Category 6: Confused use of reinforcement materials

SSLP: “Repeat after me, [ska].”

Child: “[θak]”

SSLP: [ska]

Child: “[θak]”

SSLP: “OK, take the fish out.”

SSLP: “Repeat after me, [ska].”

Child: [ska]

SSLP: “There you got it, take the fish out.”

SSLP: “Repeat after me, [ska].”

Child: [ska]

SSLP: “Good, and the last one, [ska].”

Child: [ska]

SSLP: “That’s good, take the fish out.”

Comment on vignette: In this vignette the child cannot tell if he gets a fish for correct answers or wrong answers or any answer. It is even worse if the child has been told that he will get a fish for each correct answer. Sometimes a student will say “Everything was going fine, we were having fun and then he just lost it!” When you look at the video you see exchanges such as the one reproduced here leading up to a tantrum by the child. The SSLP has broken a promise to the child. They don’t forgive that.

Possible solutions: This one is hard because it is a classic rooky mistake. Experience is the best cure. Reducing the number of tasks that the SSLP must do simultaneously may help.

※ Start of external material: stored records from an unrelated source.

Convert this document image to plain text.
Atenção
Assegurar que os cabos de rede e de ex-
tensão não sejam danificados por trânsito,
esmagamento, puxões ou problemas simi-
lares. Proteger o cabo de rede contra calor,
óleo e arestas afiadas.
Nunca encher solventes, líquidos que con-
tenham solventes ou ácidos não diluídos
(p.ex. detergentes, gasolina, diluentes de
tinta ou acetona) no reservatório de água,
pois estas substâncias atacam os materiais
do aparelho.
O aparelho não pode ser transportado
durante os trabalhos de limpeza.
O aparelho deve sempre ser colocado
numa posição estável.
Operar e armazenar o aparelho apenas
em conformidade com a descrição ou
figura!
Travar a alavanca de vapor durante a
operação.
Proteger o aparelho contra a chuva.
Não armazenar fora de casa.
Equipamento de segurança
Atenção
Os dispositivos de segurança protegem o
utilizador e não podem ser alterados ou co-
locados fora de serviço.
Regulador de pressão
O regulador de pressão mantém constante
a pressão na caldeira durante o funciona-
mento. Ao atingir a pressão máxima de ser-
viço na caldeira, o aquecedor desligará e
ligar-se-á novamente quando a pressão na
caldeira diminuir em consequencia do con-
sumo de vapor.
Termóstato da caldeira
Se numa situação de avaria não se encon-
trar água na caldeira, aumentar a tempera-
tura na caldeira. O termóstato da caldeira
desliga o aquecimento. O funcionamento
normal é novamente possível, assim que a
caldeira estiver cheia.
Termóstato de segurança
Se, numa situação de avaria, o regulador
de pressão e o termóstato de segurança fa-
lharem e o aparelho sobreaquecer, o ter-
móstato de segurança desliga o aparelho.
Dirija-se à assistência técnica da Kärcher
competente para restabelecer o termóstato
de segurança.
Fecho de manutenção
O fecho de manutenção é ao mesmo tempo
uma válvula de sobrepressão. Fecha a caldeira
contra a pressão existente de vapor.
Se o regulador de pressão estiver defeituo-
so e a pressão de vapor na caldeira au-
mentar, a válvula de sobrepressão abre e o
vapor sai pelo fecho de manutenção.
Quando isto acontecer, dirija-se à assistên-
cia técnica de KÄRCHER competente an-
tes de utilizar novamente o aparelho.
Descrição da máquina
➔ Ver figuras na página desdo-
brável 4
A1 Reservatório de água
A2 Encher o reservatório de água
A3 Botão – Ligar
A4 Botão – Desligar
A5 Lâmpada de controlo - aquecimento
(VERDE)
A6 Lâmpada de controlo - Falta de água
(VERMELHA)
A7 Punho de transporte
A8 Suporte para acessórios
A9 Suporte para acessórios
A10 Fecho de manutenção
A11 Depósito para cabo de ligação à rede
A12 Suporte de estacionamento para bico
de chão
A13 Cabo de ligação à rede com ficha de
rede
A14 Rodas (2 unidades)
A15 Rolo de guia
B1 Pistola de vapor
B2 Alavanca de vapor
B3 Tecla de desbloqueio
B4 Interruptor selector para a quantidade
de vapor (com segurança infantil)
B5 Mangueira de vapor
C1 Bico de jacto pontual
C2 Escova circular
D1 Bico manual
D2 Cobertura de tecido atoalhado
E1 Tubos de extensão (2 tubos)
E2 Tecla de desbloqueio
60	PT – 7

Therefore, in the early sessions the CE might keep track of the child’s correct and incorrect responses for the SSLP and allow her to focus on managing the materials and the child’s behavior. SSLPs would never think of this but it is possible to let the child manage the reinforcement materials themselves in some cases. One of our favorite vignettes, reprinted on page 463 of DPD2e (Case Study 9-4) involved an error detection activity in which the child could put toy animals in the barn but only when the SSLP said the names of the animals correctly. The child had the toys in his hands throughout the activity. He would not put them in the barn unless the clinician said the words correctly and would get annoyed if she said them wrong, telling her “you have to say cow [kau]!” SSLPs can learn that it is not necessary to control everything.

I put these here for students and clinical educators and speech-language pathologists and hope that you will have fun finding these feedback mishaps in your own sessions. If you come up with better strategies to avoid them than I have suggested here please share them in the comments.